Я смотрю на моего отца, который стоит, подобно королю, вершащему суд, люди вокруг него съеживаются от его властности. Он бросает взгляд на Гранта, в них читается явное предупреждение, но, не смотря на то, каким бы льстецом он не был, Грант склоняет голову и отводит свой взгляд.

— Мои извинения, Алек. Я не желал оскорбить, я всего лишь возмущен от твоего имени за его дерзость. Если бы мне было суждено получить такую женщину, как Фей…
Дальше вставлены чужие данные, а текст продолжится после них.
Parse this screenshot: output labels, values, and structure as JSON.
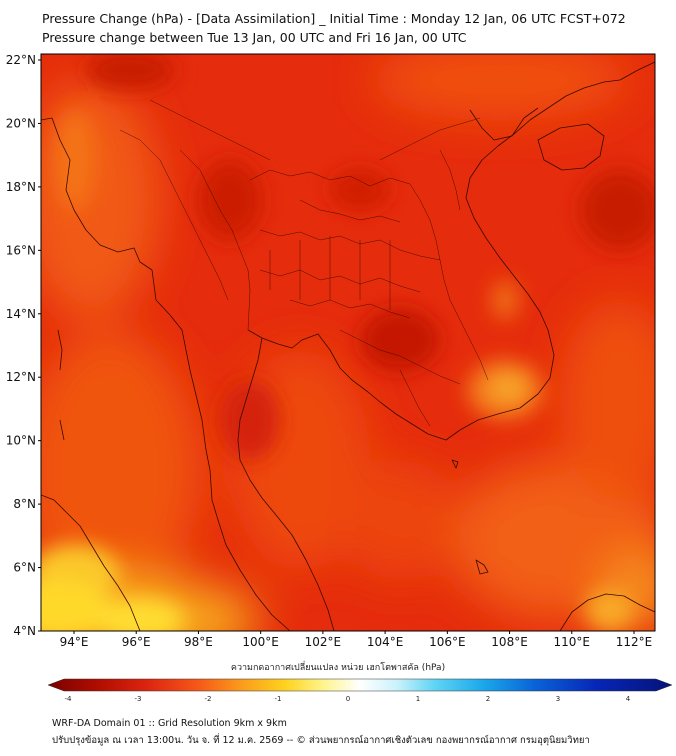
{
  "title_line1": "Pressure Change (hPa) - [Data Assimilation] _ Initial Time : Monday 12 Jan, 06 UTC FCST+072",
  "title_line2": "Pressure change between Tue 13 Jan, 00 UTC and Fri 16 Jan, 00 UTC",
  "map": {
    "lat_labels": [
      "22°N",
      "20°N",
      "18°N",
      "16°N",
      "14°N",
      "12°N",
      "10°N",
      "8°N",
      "6°N",
      "4°N"
    ],
    "lon_labels": [
      "94°E",
      "96°E",
      "98°E",
      "100°E",
      "102°E",
      "104°E",
      "106°E",
      "108°E",
      "110°E",
      "112°E"
    ],
    "colors": {
      "deep_red": "#c41500",
      "red": "#e32b0b",
      "orange": "#f26015",
      "yellow": "#ffe21c",
      "ocean_light": "#f58a2a"
    }
  },
  "colorbar": {
    "label": "ความกดอากาศเปลี่ยนแปลง หน่วย เฮกโตพาสคัล (hPa)",
    "ticks": [
      "-4",
      "-3",
      "-2",
      "-1",
      "0",
      "1",
      "2",
      "3",
      "4"
    ]
  },
  "footer_line1": "WRF-DA Domain 01 :: Grid Resolution 9km x 9km",
  "footer_line2": "ปรับปรุงข้อมูล ณ เวลา 13:00น. วัน จ. ที่ 12 ม.ค. 2569 -- © ส่วนพยากรณ์อากาศเชิงตัวเลข กองพยากรณ์อากาศ กรมอุตุนิยมวิทยา"
}
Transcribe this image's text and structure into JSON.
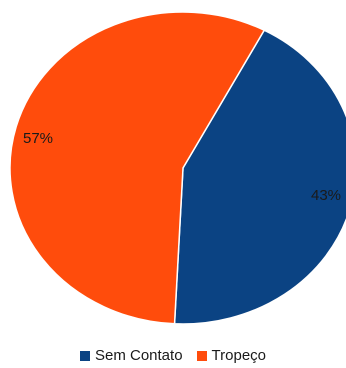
{
  "chart_data": {
    "type": "pie",
    "title": "",
    "series": [
      {
        "name": "Sem Contato",
        "value": 43,
        "label": "43%",
        "color": "#0b4383"
      },
      {
        "name": "Tropeço",
        "value": 57,
        "label": "57%",
        "color": "#ff4c0c"
      }
    ],
    "start_angle_deg": 62,
    "direction": "clockwise",
    "legend_position": "bottom",
    "slice_border_color": "#ffffff"
  }
}
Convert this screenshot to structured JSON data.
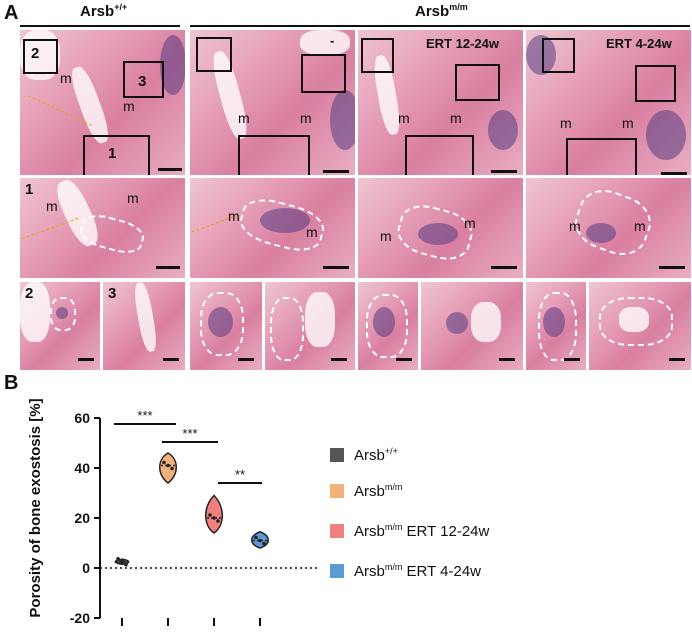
{
  "panel_a": {
    "letter": "A",
    "groups": [
      {
        "name": "Arsb",
        "sup": "+/+"
      },
      {
        "name": "Arsb",
        "sup": "m/m"
      }
    ],
    "treatment_labels": [
      "-",
      "ERT 12-24w",
      "ERT 4-24w"
    ],
    "box_numbers": [
      "1",
      "2",
      "3"
    ],
    "inset_numbers": [
      "1",
      "2",
      "3"
    ],
    "muscle_label": "m"
  },
  "panel_b": {
    "letter": "B",
    "significance": [
      "***",
      "***",
      "**"
    ]
  },
  "chart_data": {
    "type": "violin",
    "ylabel": "Porosity of bone exostosis [%]",
    "ylim": [
      -20,
      60
    ],
    "yticks": [
      "60",
      "40",
      "20",
      "0",
      "-20"
    ],
    "zero_line": "dotted",
    "categories": [
      "Arsb+/+",
      "Arsbm/m",
      "Arsbm/m ERT 12-24w",
      "Arsbm/m ERT 4-24w"
    ],
    "medians": [
      2.5,
      41,
      20,
      11
    ],
    "ranges": [
      [
        1.5,
        3.5
      ],
      [
        34,
        46
      ],
      [
        14,
        29
      ],
      [
        8,
        14.5
      ]
    ],
    "colors": [
      "#555555",
      "#f0b27a",
      "#f08080",
      "#5b9bd5"
    ],
    "legend": [
      {
        "name": "Arsb",
        "sup": "+/+",
        "suffix": "",
        "color": "#555555"
      },
      {
        "name": "Arsb",
        "sup": "m/m",
        "suffix": "",
        "color": "#f0b27a"
      },
      {
        "name": "Arsb",
        "sup": "m/m",
        "suffix": " ERT 12-24w",
        "color": "#f08080"
      },
      {
        "name": "Arsb",
        "sup": "m/m",
        "suffix": " ERT 4-24w",
        "color": "#5b9bd5"
      }
    ]
  }
}
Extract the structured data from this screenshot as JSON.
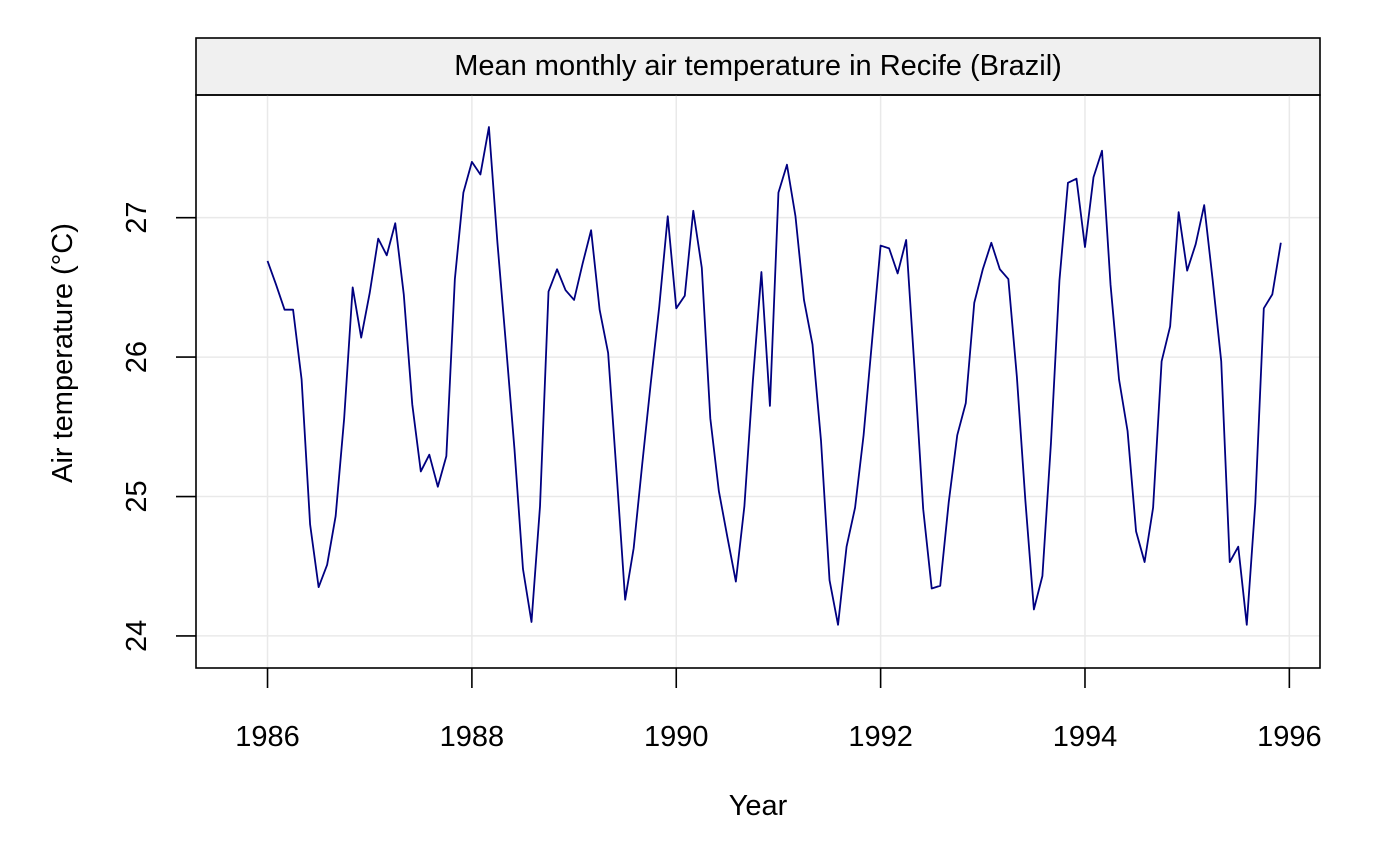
{
  "chart_data": {
    "type": "line",
    "title": "Mean monthly air temperature in Recife (Brazil)",
    "xlabel": "Year",
    "ylabel": "Air temperature (°C)",
    "xlim": [
      1985.3,
      1996.3
    ],
    "ylim": [
      23.77,
      27.88
    ],
    "x_ticks": [
      1986,
      1988,
      1990,
      1992,
      1994,
      1996
    ],
    "x_tick_labels": [
      "1986",
      "1988",
      "1990",
      "1992",
      "1994",
      "1996"
    ],
    "y_ticks": [
      24,
      25,
      26,
      27
    ],
    "y_tick_labels": [
      "24",
      "25",
      "26",
      "27"
    ],
    "grid": true,
    "legend": "none",
    "colors": {
      "line": "#000080",
      "strip": "#f0f0f0",
      "grid": "#e9e9e9",
      "frame": "#000000"
    },
    "series": [
      {
        "x_start": "1986-01",
        "frequency": "monthly",
        "values": [
          26.69,
          26.52,
          26.34,
          26.34,
          25.84,
          24.8,
          24.35,
          24.51,
          24.86,
          25.56,
          26.5,
          26.14,
          26.46,
          26.85,
          26.73,
          26.96,
          26.45,
          25.66,
          25.18,
          25.3,
          25.07,
          25.29,
          26.56,
          27.18,
          27.4,
          27.31,
          27.65,
          26.82,
          26.09,
          25.34,
          24.48,
          24.1,
          24.93,
          26.47,
          26.63,
          26.48,
          26.41,
          26.67,
          26.91,
          26.34,
          26.03,
          25.16,
          24.26,
          24.63,
          25.23,
          25.81,
          26.36,
          27.01,
          26.35,
          26.44,
          27.05,
          26.64,
          25.56,
          25.04,
          24.71,
          24.39,
          24.93,
          25.83,
          26.61,
          25.65,
          27.18,
          27.38,
          27.01,
          26.41,
          26.09,
          25.4,
          24.4,
          24.08,
          24.64,
          24.92,
          25.44,
          26.12,
          26.8,
          26.78,
          26.6,
          26.84,
          25.9,
          24.91,
          24.34,
          24.36,
          24.96,
          25.44,
          25.67,
          26.39,
          26.63,
          26.82,
          26.63,
          26.56,
          25.86,
          24.97,
          24.19,
          24.43,
          25.38,
          26.55,
          27.25,
          27.28,
          26.79,
          27.29,
          27.48,
          26.52,
          25.84,
          25.47,
          24.75,
          24.53,
          24.92,
          25.97,
          26.22,
          27.04,
          26.62,
          26.81,
          27.09,
          26.55,
          25.97,
          24.53,
          24.64,
          24.08,
          24.95,
          26.35,
          26.45,
          26.82
        ]
      }
    ]
  }
}
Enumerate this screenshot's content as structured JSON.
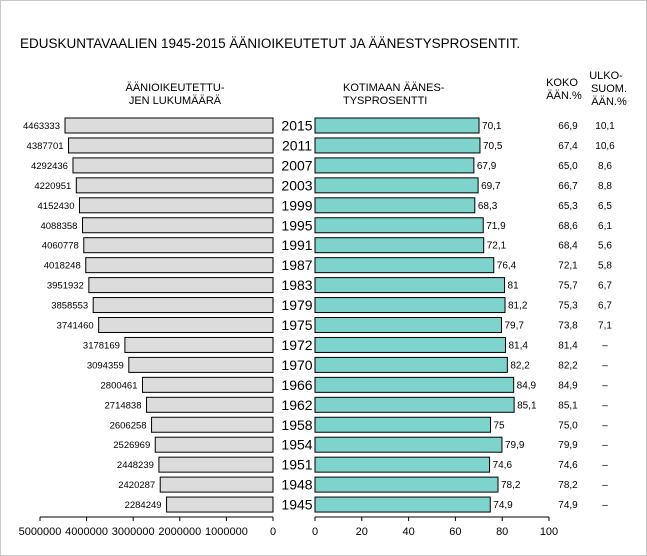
{
  "chart_data": {
    "type": "bar",
    "title": "EDUSKUNTAVAALIEN 1945-2015 ÄÄNIOIKEUTETUT JA ÄÄNESTYSPROSENTIT.",
    "left_panel": {
      "header_lines": [
        "ÄÄNIOIKEUTETTU-",
        "JEN LUKUMÄÄRÄ"
      ],
      "xlim": [
        0,
        5000000
      ],
      "reversed": true,
      "tick_labels": [
        "5000000",
        "4000000",
        "3000000",
        "2000000",
        "1000000",
        "0"
      ],
      "ticks": [
        5000000,
        4000000,
        3000000,
        2000000,
        1000000,
        0
      ]
    },
    "right_panel": {
      "header_lines": [
        "KOTIMAAN ÄÄNES-",
        "TYSPROSENTTI"
      ],
      "xlim": [
        0,
        100
      ],
      "tick_labels": [
        "0",
        "20",
        "40",
        "60",
        "80",
        "100"
      ],
      "ticks": [
        0,
        20,
        40,
        60,
        80,
        100
      ]
    },
    "col_koko_header": [
      "KOKO",
      "ÄÄN.%"
    ],
    "col_ulko_header": [
      "ULKO-",
      "SUOM.",
      "ÄÄN.%"
    ],
    "colors": {
      "left_bar": "#dcdcdc",
      "right_bar": "#7fd3cd",
      "bar_stroke": "#000000"
    },
    "rows": [
      {
        "year": "2015",
        "eligible": 4463333,
        "eligible_label": "4463333",
        "domestic_pct": 70.1,
        "domestic_label": "70,1",
        "total_pct": "66,9",
        "abroad_pct": "10,1"
      },
      {
        "year": "2011",
        "eligible": 4387701,
        "eligible_label": "4387701",
        "domestic_pct": 70.5,
        "domestic_label": "70,5",
        "total_pct": "67,4",
        "abroad_pct": "10,6"
      },
      {
        "year": "2007",
        "eligible": 4292436,
        "eligible_label": "4292436",
        "domestic_pct": 67.9,
        "domestic_label": "67,9",
        "total_pct": "65,0",
        "abroad_pct": "8,6"
      },
      {
        "year": "2003",
        "eligible": 4220951,
        "eligible_label": "4220951",
        "domestic_pct": 69.7,
        "domestic_label": "69,7",
        "total_pct": "66,7",
        "abroad_pct": "8,8"
      },
      {
        "year": "1999",
        "eligible": 4152430,
        "eligible_label": "4152430",
        "domestic_pct": 68.3,
        "domestic_label": "68,3",
        "total_pct": "65,3",
        "abroad_pct": "6,5"
      },
      {
        "year": "1995",
        "eligible": 4088358,
        "eligible_label": "4088358",
        "domestic_pct": 71.9,
        "domestic_label": "71,9",
        "total_pct": "68,6",
        "abroad_pct": "6,1"
      },
      {
        "year": "1991",
        "eligible": 4060778,
        "eligible_label": "4060778",
        "domestic_pct": 72.1,
        "domestic_label": "72,1",
        "total_pct": "68,4",
        "abroad_pct": "5,6"
      },
      {
        "year": "1987",
        "eligible": 4018248,
        "eligible_label": "4018248",
        "domestic_pct": 76.4,
        "domestic_label": "76,4",
        "total_pct": "72,1",
        "abroad_pct": "5,8"
      },
      {
        "year": "1983",
        "eligible": 3951932,
        "eligible_label": "3951932",
        "domestic_pct": 81,
        "domestic_label": "81",
        "total_pct": "75,7",
        "abroad_pct": "6,7"
      },
      {
        "year": "1979",
        "eligible": 3858553,
        "eligible_label": "3858553",
        "domestic_pct": 81.2,
        "domestic_label": "81,2",
        "total_pct": "75,3",
        "abroad_pct": "6,7"
      },
      {
        "year": "1975",
        "eligible": 3741460,
        "eligible_label": "3741460",
        "domestic_pct": 79.7,
        "domestic_label": "79,7",
        "total_pct": "73,8",
        "abroad_pct": "7,1"
      },
      {
        "year": "1972",
        "eligible": 3178169,
        "eligible_label": "3178169",
        "domestic_pct": 81.4,
        "domestic_label": "81,4",
        "total_pct": "81,4",
        "abroad_pct": "–"
      },
      {
        "year": "1970",
        "eligible": 3094359,
        "eligible_label": "3094359",
        "domestic_pct": 82.2,
        "domestic_label": "82,2",
        "total_pct": "82,2",
        "abroad_pct": "–"
      },
      {
        "year": "1966",
        "eligible": 2800461,
        "eligible_label": "2800461",
        "domestic_pct": 84.9,
        "domestic_label": "84,9",
        "total_pct": "84,9",
        "abroad_pct": "–"
      },
      {
        "year": "1962",
        "eligible": 2714838,
        "eligible_label": "2714838",
        "domestic_pct": 85.1,
        "domestic_label": "85,1",
        "total_pct": "85,1",
        "abroad_pct": "–"
      },
      {
        "year": "1958",
        "eligible": 2606258,
        "eligible_label": "2606258",
        "domestic_pct": 75,
        "domestic_label": "75",
        "total_pct": "75,0",
        "abroad_pct": "–"
      },
      {
        "year": "1954",
        "eligible": 2526969,
        "eligible_label": "2526969",
        "domestic_pct": 79.9,
        "domestic_label": "79,9",
        "total_pct": "79,9",
        "abroad_pct": "–"
      },
      {
        "year": "1951",
        "eligible": 2448239,
        "eligible_label": "2448239",
        "domestic_pct": 74.6,
        "domestic_label": "74,6",
        "total_pct": "74,6",
        "abroad_pct": "–"
      },
      {
        "year": "1948",
        "eligible": 2420287,
        "eligible_label": "2420287",
        "domestic_pct": 78.2,
        "domestic_label": "78,2",
        "total_pct": "78,2",
        "abroad_pct": "–"
      },
      {
        "year": "1945",
        "eligible": 2284249,
        "eligible_label": "2284249",
        "domestic_pct": 74.9,
        "domestic_label": "74,9",
        "total_pct": "74,9",
        "abroad_pct": "–"
      }
    ]
  }
}
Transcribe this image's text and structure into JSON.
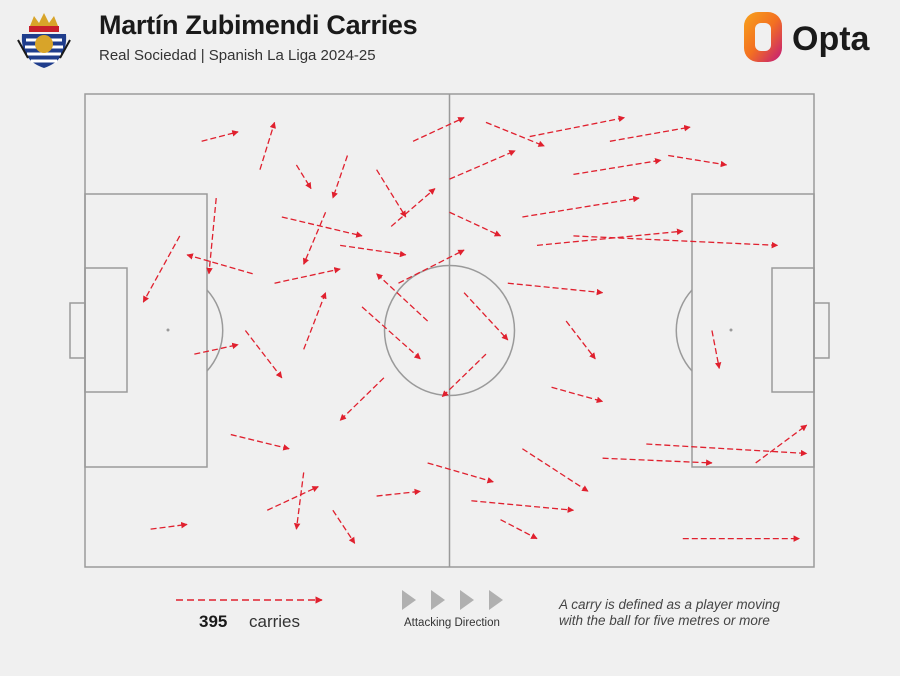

— Ты никогда не получишь настолько бесценный дар, как моя дочь. Я нахожу твое высокомерие слишком смехотворным, — глаза моего отца темнеют, и он выходит вперед, пока круг его волков заключает нас в кольцо.

Мой отец на добрые четыре дюйма возвышается над крошечными пятью футами восьмью дюймами Гранта, тон голоса отца становится более властным, и меньший мужчина симулирует напускную храбрость, сталкиваясь с ним взглядом. Уголок его глаза дергается, а вместе с этим водоворот зелёного просачивается из его пор — выдает страх, заметный, по крайней мере, мне.

— Я бы, бл*дь, никогда не сделал тебе подарок, ублюдок, уже не говоря о таком ценном призе, как Фей.

Ещё один шаг вперед, и мужчины находятся лицом к лицу, и если Грант знает, что для него будет лучше, то он отведет свой взгляд и склонится перед королем нашего мира. Часть меня — сумасшедшая часть меня, которая страстно жаждет возмездия для этих мужчин и женщин, надеется, что он продолжит смотреть. Я хочу видеть, как кровь Гранта растекается по полированному дубовому полу этого роскошного бального зала, пока весь цвет оставляет его душу, принося долгожданный взрыв красного в этот мрак.

Я замечаю момент, когда он решает, что его жизнь намного ценнее, чем его гордость, и Грант опускает взгляд, как покорный раб. У моего отца раздуваются ноздри, пока он вдыхает аромат капитуляции мужчины напротив, а мой желудок ухает вниз от разочарования.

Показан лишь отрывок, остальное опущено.